As ações estão fora de seus máximos históricos

“Sabe, atingimos o recorde histórico da história quando o Dow atingiu 50.000”, disse Trump na Casa Branca na quinta-feira.

Esses ditados frequentemente repetidos estão desatualizados. O Dow Jones Industrial Average, uma das melhores medidas do sucesso de Trump, caiu 5% no mês passado. As ações subiram durante sua presidência, já que o democrata Joe Biden era presidente. As recentes quedas poderão ser revertidas se a guerra com o Irão terminar e as empresas obtiverem fortes lucros no próximo ano e nos anos seguintes. No entanto, a última queda deverá ser um sinal de alerta, uma vez que a agência sublinhou a importância de investir no mercado de ações para mais pessoas através de veículos como as “contas Trump” para crianças.

O mercado de ações tornou-se um barómetro da forma como as pessoas se sentem em relação à economia, com os investidores em ações mais confiantes e aqueles sem dinheiro nos mercados mais pessimistas.

Joanna Hsu, diretora de pesquisas ao consumidor da Universidade de Michigan, observou que um aumento “significativo” no sentimento entre as pessoas que possuem ações em fevereiro “foi completamente compensado por um declínio entre os consumidores sem ações”.

A produtividade é elevada, mas os trabalhadores não estão a beneficiar

Trump pode apontar para o sucesso que a economia tornou mais produtiva – criando mais valor por cada hora de trabalho. Isto é um bom presságio para o crescimento a longo prazo nos Estados Unidos e reflecte o seu forte sector tecnológico.

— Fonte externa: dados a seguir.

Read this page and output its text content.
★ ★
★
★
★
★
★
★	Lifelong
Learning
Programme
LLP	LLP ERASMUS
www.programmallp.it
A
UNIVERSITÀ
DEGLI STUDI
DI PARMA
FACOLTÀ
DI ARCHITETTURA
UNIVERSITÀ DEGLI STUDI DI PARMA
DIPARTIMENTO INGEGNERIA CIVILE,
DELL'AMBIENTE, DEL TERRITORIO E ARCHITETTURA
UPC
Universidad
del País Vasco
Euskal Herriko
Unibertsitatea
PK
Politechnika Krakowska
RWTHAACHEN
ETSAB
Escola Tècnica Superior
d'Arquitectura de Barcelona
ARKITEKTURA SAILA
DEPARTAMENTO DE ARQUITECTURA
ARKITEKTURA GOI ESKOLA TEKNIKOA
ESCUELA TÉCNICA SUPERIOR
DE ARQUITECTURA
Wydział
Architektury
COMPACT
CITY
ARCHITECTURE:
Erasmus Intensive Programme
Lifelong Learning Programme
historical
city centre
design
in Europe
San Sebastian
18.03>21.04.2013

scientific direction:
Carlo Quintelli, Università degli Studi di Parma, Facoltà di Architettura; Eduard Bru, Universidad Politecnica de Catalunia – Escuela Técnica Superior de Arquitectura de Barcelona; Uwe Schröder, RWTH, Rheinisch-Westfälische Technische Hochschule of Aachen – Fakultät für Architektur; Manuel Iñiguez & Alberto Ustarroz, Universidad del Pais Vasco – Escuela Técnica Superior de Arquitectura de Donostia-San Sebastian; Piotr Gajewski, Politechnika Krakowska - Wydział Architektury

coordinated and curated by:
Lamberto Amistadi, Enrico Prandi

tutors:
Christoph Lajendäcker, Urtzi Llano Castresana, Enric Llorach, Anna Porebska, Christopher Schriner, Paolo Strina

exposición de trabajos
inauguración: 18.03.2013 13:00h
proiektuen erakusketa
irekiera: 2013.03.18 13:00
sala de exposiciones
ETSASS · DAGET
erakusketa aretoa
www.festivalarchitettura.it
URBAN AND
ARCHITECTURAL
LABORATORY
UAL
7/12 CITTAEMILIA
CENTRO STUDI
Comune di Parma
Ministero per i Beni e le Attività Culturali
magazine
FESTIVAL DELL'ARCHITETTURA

O Departamento do Trabalho informou na quinta-feira que a produção de trabalho do setor empresarial aumentou 2,8% no quarto trimestre do ano passado. Mas o desafio é que esses ganhos podem não estar a estender-se aos trabalhadores sob a forma de salários mais elevados porque os rendimentos dos trabalhadores caíram para o nível mais baixo registado no ano passado, observou Mike Kunzal, director sénior de política e investigação do Projecto de Segurança Económica, uma organização sem fins lucrativos alinhada com questões económicas liberais.

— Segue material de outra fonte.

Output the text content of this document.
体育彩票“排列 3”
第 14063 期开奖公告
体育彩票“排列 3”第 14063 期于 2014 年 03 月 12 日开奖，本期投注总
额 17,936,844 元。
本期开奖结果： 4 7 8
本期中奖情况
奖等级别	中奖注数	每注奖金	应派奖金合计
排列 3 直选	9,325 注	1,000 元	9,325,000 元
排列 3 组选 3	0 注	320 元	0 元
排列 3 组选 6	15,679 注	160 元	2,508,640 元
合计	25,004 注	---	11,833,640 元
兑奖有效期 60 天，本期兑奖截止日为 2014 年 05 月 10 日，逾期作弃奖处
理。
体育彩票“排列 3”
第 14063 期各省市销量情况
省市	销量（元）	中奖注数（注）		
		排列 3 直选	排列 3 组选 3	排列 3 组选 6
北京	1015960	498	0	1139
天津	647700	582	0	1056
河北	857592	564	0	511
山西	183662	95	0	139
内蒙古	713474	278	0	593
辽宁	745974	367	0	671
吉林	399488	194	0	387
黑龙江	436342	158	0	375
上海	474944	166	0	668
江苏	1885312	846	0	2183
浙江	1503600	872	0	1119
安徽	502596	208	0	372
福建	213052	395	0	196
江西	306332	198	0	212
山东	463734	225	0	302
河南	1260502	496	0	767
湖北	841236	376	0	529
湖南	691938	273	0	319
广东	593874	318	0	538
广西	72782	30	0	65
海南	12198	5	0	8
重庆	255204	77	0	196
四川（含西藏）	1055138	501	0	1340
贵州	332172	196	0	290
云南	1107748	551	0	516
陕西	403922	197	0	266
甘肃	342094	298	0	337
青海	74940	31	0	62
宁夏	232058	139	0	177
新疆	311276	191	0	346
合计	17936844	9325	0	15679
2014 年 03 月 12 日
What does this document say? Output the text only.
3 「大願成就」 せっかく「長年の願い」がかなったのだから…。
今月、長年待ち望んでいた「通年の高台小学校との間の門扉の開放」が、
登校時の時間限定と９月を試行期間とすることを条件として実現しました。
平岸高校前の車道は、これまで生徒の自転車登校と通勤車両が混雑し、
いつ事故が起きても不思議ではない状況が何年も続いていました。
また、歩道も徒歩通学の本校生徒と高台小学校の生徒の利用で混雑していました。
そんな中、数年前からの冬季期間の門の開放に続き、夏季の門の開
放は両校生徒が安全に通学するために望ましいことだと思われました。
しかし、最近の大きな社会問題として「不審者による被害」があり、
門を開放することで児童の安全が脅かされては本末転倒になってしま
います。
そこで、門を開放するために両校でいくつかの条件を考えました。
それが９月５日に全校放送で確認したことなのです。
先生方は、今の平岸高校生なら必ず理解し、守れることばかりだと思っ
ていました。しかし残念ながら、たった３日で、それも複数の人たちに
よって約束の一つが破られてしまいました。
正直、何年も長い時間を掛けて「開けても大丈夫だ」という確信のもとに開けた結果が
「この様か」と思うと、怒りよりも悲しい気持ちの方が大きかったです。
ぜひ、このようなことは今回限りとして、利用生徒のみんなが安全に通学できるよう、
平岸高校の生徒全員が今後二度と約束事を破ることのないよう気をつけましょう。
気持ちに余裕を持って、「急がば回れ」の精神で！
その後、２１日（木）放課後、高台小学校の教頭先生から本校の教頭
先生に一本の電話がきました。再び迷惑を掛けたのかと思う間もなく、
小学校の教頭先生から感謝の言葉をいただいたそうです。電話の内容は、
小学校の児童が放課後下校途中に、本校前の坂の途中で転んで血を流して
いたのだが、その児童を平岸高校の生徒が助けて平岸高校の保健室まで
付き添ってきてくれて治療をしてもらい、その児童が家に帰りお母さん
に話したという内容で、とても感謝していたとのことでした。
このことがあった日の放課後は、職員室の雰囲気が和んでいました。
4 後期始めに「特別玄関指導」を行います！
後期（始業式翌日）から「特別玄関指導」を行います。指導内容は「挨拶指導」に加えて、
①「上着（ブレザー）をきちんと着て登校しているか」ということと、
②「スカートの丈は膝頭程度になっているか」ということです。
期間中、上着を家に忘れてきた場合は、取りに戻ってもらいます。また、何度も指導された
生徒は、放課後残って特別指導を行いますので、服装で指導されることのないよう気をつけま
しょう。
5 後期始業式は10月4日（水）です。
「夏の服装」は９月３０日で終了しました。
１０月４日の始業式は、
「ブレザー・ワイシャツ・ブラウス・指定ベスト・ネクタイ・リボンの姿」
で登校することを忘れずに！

A economia cresceu em ritmo acelerado sob Biden

“Sob a administração Biden, a América estava a sofrer um pesadelo de deflação, o que significa baixo crescimento e inflação elevada – uma receita para a miséria, o fracasso e o declínio”, disse Trump no Fórum Económico Mundial em Davos, Suíça, em Janeiro.

O placar conta uma história muito diferente, em que o histórico de Biden em 2024 parece melhor do que o desempenho de Trump no ano passado. A economia dos EUA cresceu a um ritmo de 2,8% durante o último ano de Biden, em comparação com 2,2% sob Trump em 2025.

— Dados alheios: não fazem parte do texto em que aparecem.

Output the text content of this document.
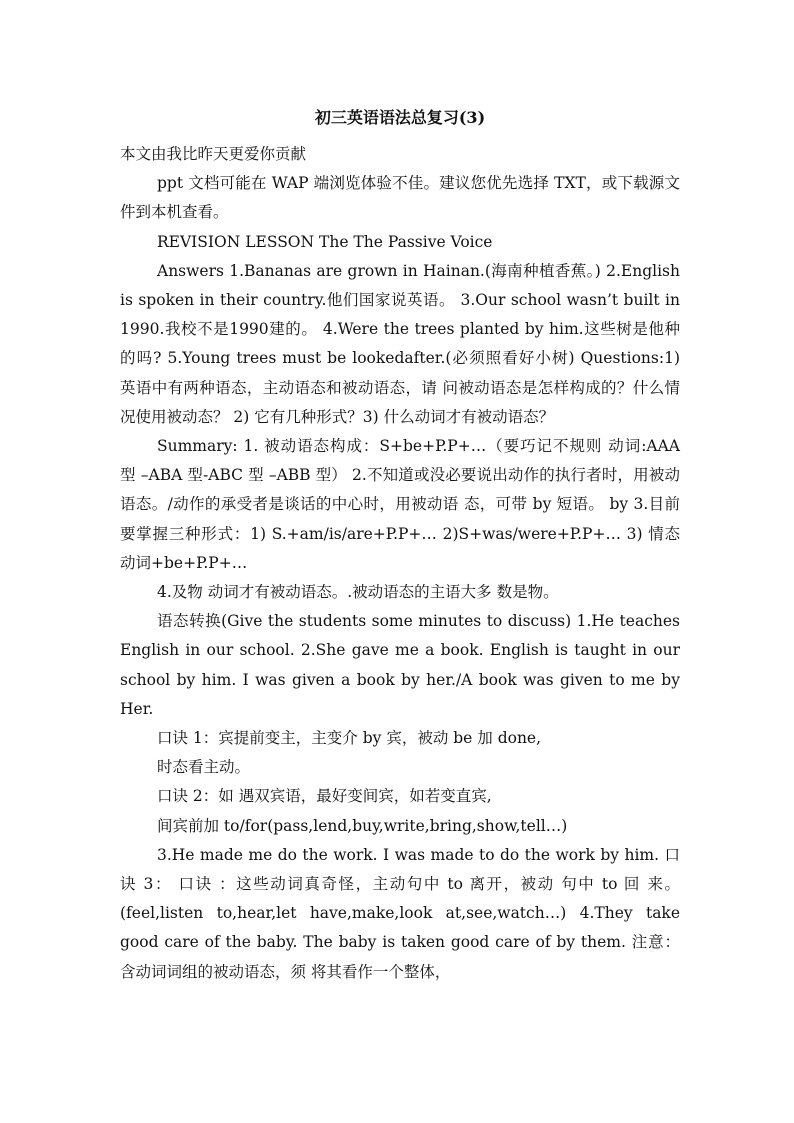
初三英语语法总复习(3)

本文由我比昨天更爱你贡献

ppt 文档可能在 WAP 端浏览体验不佳。建议您优先选择 TXT，或下载源文件到本机查看。

REVISION LESSON The The Passive Voice

Answers 1.Bananas are grown in Hainan.(海南种植香蕉。) 2.English is spoken in their country.他们国家说英语。 3.Our school wasn’t built in 1990.我校不是1990建的。 4.Were the trees planted by him.这些树是他种的吗? 5.Young trees must be lookedafter.(必须照看好小树) Questions:1) 英语中有两种语态，主动语态和被动语态，请 问被动语态是怎样构成的？什么情况使用被动态？ 2) 它有几种形式？3) 什么动词才有被动语态？

Summary: 1. 被动语态构成：S+be+P.P+…（要巧记不规则 动词:AAA 型 –ABA 型-ABC 型 –ABB 型） 2.不知道或没必要说出动作的执行者时，用被动 语态。/动作的承受者是谈话的中心时，用被动语 态，可带 by 短语。 by 3.目前要掌握三种形式：1) S.+am/is/are+P.P+… 2)S+was/were+P.P+… 3) 情态动词+be+P.P+…

4.及物 动词才有被动语态。.被动语态的主语大多 数是物。

语态转换(Give the students some minutes to discuss) 1.He teaches English in our school. 2.She gave me a book. English is taught in our school by him. I was given a book by her./A book was given to me by Her.

口诀 1：宾提前变主，主变介 by 宾，被动 be 加 done,

时态看主动。

口诀 2：如 遇双宾语，最好变间宾，如若变直宾,

间宾前加 to/for(pass,lend,buy,write,bring,show,tell…)

3.He made me do the work. I was made to do the work by him. 口诀 3： 口诀 ：这些动词真奇怪，主动句中 to 离开，被动 句中 to 回 来。(feel,listen to,hear,let have,make,look at,see,watch…) 4.They take good care of the baby. The baby is taken good care of by them. 注意：含动词词组的被动语态，须 将其看作一个整体，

Quanto à inflação, a principal medida utilizada pela Reserva Federal é o Índice de Preços de Despesas de Consumo Pessoal. Foi de 2,6% em 2024 e 2025.

Trump apresentou o seu argumento económico para se sair melhor do que Biden. Mas embora tenha evitado os escândalos deflacionários que assolaram a presidência de Biden – durante o auge da pandemia da COVID-19 – Trump não proporcionou um forte crescimento nem muitas contratações.

Bock escreve para a Associated Press.